Contradicting official accounts that South Africa would on-sell the AstraZeneca vaccine to the AU "at no cost to the fiscus",  Mail  & Guardian reported that that government is planning to sell its AstraZeneca COVID-19 vaccine consignment to the AU or an associated body on the cheap, at almost half the price it originally paid for it.

M&G's Lizeka Tandwa and Chris Bateman write that "two sources with knowledge of the discussions say that President Cyril Ramaphosa has been in talks with the AU to offload the vaccines at a cheaper rate. Another source from the Treasury has also confirmed that the government has asked for advice. "

 

South Africa plans to share 1m AstraZeneca COVID-19 vaccine doses with other African countries, Reuters reports a senior official said.
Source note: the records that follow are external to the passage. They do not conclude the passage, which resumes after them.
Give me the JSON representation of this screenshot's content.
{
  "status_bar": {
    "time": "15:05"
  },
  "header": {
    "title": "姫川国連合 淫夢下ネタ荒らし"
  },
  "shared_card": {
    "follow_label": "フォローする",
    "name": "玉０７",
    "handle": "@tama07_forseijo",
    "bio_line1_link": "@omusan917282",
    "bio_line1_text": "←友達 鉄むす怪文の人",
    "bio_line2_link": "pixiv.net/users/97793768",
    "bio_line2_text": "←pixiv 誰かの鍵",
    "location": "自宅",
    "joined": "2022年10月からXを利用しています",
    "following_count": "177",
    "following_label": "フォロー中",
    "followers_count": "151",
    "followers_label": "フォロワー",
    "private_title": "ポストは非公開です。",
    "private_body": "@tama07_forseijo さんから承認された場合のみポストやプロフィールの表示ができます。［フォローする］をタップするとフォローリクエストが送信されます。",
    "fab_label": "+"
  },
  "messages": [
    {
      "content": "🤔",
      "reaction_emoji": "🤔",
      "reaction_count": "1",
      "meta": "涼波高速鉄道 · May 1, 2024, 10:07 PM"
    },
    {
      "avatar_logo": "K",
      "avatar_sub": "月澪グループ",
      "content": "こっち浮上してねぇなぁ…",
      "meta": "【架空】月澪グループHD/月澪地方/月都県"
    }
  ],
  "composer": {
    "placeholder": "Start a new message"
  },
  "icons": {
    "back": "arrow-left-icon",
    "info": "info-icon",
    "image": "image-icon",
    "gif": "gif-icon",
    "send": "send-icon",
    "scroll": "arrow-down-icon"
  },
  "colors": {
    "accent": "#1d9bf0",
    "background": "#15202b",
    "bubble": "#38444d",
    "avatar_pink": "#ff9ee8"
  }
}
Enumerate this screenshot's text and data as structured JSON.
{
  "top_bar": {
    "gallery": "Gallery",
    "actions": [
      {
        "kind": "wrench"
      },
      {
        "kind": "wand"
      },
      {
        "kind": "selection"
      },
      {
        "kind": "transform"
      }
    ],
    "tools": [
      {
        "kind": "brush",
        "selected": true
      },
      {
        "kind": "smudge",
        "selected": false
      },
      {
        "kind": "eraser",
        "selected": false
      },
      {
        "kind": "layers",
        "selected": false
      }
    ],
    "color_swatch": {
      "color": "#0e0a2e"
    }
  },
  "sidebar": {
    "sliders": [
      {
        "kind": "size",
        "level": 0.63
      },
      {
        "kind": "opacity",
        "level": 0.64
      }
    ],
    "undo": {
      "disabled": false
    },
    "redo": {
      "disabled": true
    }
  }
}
The country paused the rollout of AstraZeneca doses this month, after preliminary trial data showed they offered minimal protection against mild to moderate illness from the country’s dominant coronavirus variant.

It has been consulting with scientists about what to do with the AstraZeneca vaccine, switching to a plan to start inoculating healthcare workers with Johnson & Johnson's (J&J’s) alternative in a research study. The South African Medical Association (SAMA) said if the first shots arrived Tuesday as expected, then vaccinations could start on Wednesday. Eighty thousand J&J shots are expected initially, and up to 500,000 health workers could be immunised in total in the study.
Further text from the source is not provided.